Because of their aversion to the Jacobins, Canaveri not had difficulty in accepting the government of the First Consul, and in these pastoral letters of 29 September 1801 and 4 Vendemiaire of 1802, he threatened with divine suspension, of the anti-French priests who were against the annexation of the Piedmont to the territory of France. His pro-French attitude, aroused the disapproval of his clergy. On June 1, 1803, was suppressed the diocese of Biella, Canaveri moved to Paris, where he became a member of the Council of the Great Emperor, and was appointed first Chaplain of Letizia Ramolino, mother of Napoleon. After the appointment as Bishop of Vercelli, Canaveri made frequent trips to Paris: from May to October 1806, December 1807 to March 1808, from the summer until October 28, 1808, then again in June 1810. In February of that 1808 was appointed Baron of the Empire.
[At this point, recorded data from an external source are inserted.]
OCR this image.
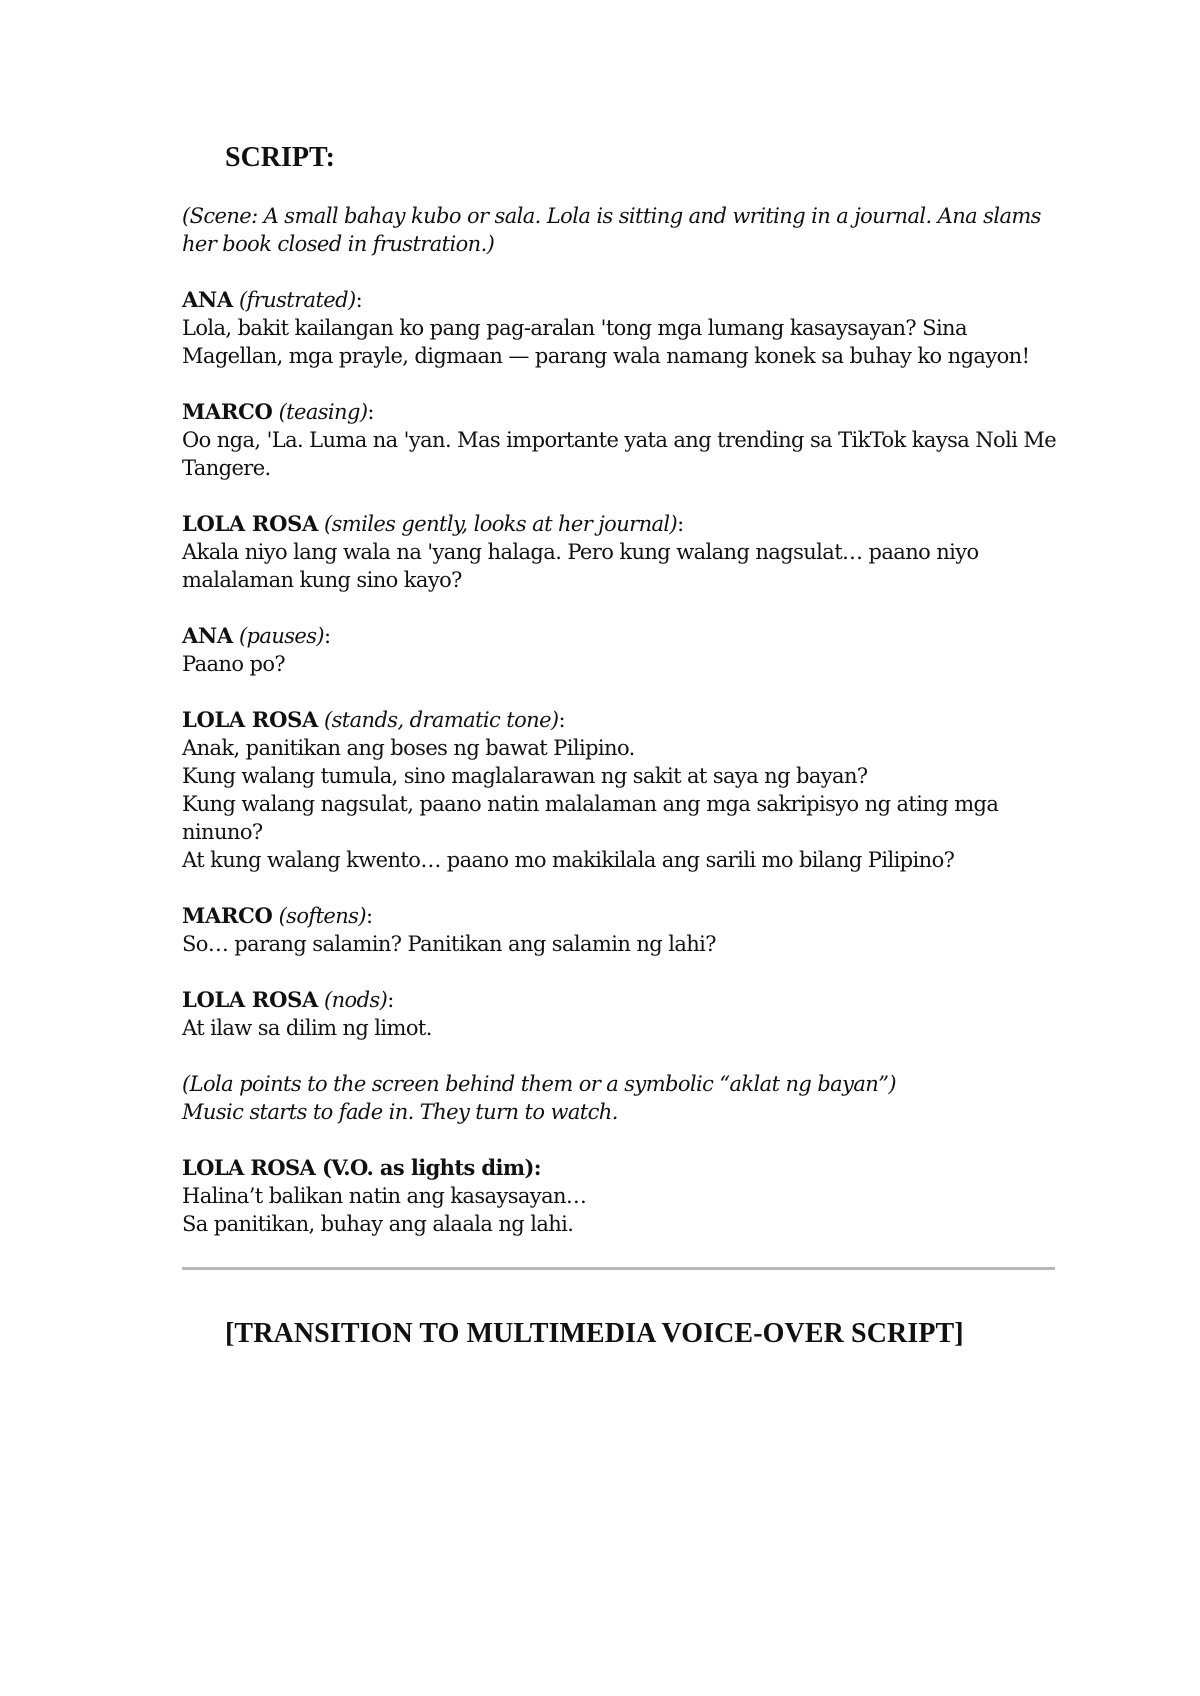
SCRIPT:
(Scene: A small bahay kubo or sala. Lola is sitting and writing in a journal. Ana slams her book closed in frustration.)
ANA (frustrated):
Lola, bakit kailangan ko pang pag-aralan 'tong mga lumang kasaysayan? Sina Magellan, mga prayle, digmaan — parang wala namang konek sa buhay ko ngayon!
MARCO (teasing):
Oo nga, 'La. Luma na 'yan. Mas importante yata ang trending sa TikTok kaysa Noli Me Tangere.
LOLA ROSA (smiles gently, looks at her journal):
Akala niyo lang wala na 'yang halaga. Pero kung walang nagsulat… paano niyo malalaman kung sino kayo?
ANA (pauses):
Paano po?
LOLA ROSA (stands, dramatic tone):
Anak, panitikan ang boses ng bawat Pilipino.
Kung walang tumula, sino maglalarawan ng sakit at saya ng bayan?
Kung walang nagsulat, paano natin malalaman ang mga sakripisyo ng ating mga ninuno?
At kung walang kwento… paano mo makikilala ang sarili mo bilang Pilipino?
MARCO (softens):
So… parang salamin? Panitikan ang salamin ng lahi?
LOLA ROSA (nods):
At ilaw sa dilim ng limot.
(Lola points to the screen behind them or a symbolic “aklat ng bayan”)
Music starts to fade in. They turn to watch.
LOLA ROSA (V.O. as lights dim):
Halina’t balikan natin ang kasaysayan…
Sa panitikan, buhay ang alaala ng lahi.
[TRANSITION TO MULTIMEDIA VOICE-OVER SCRIPT]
He adopted the Frenchified name of Jean-Baptiste Canavery.

== Works ==
His pastoral letters were mostly a political content and decidedly anti-Jacobin, was the author of Panegyrics, including san Giuseppe and sant'Eusebio. He also wrote some Pastoral Letters in Latin and Italian among them; Dell'ubbidienza dovuta al sovrano; Notizia compendiosa dei monasterj della Trappa, fondati dopo la rivoluzione di Francia.

Giovanni Battista Canaveri died in the Diocese of Vercelli on January 13, 1811.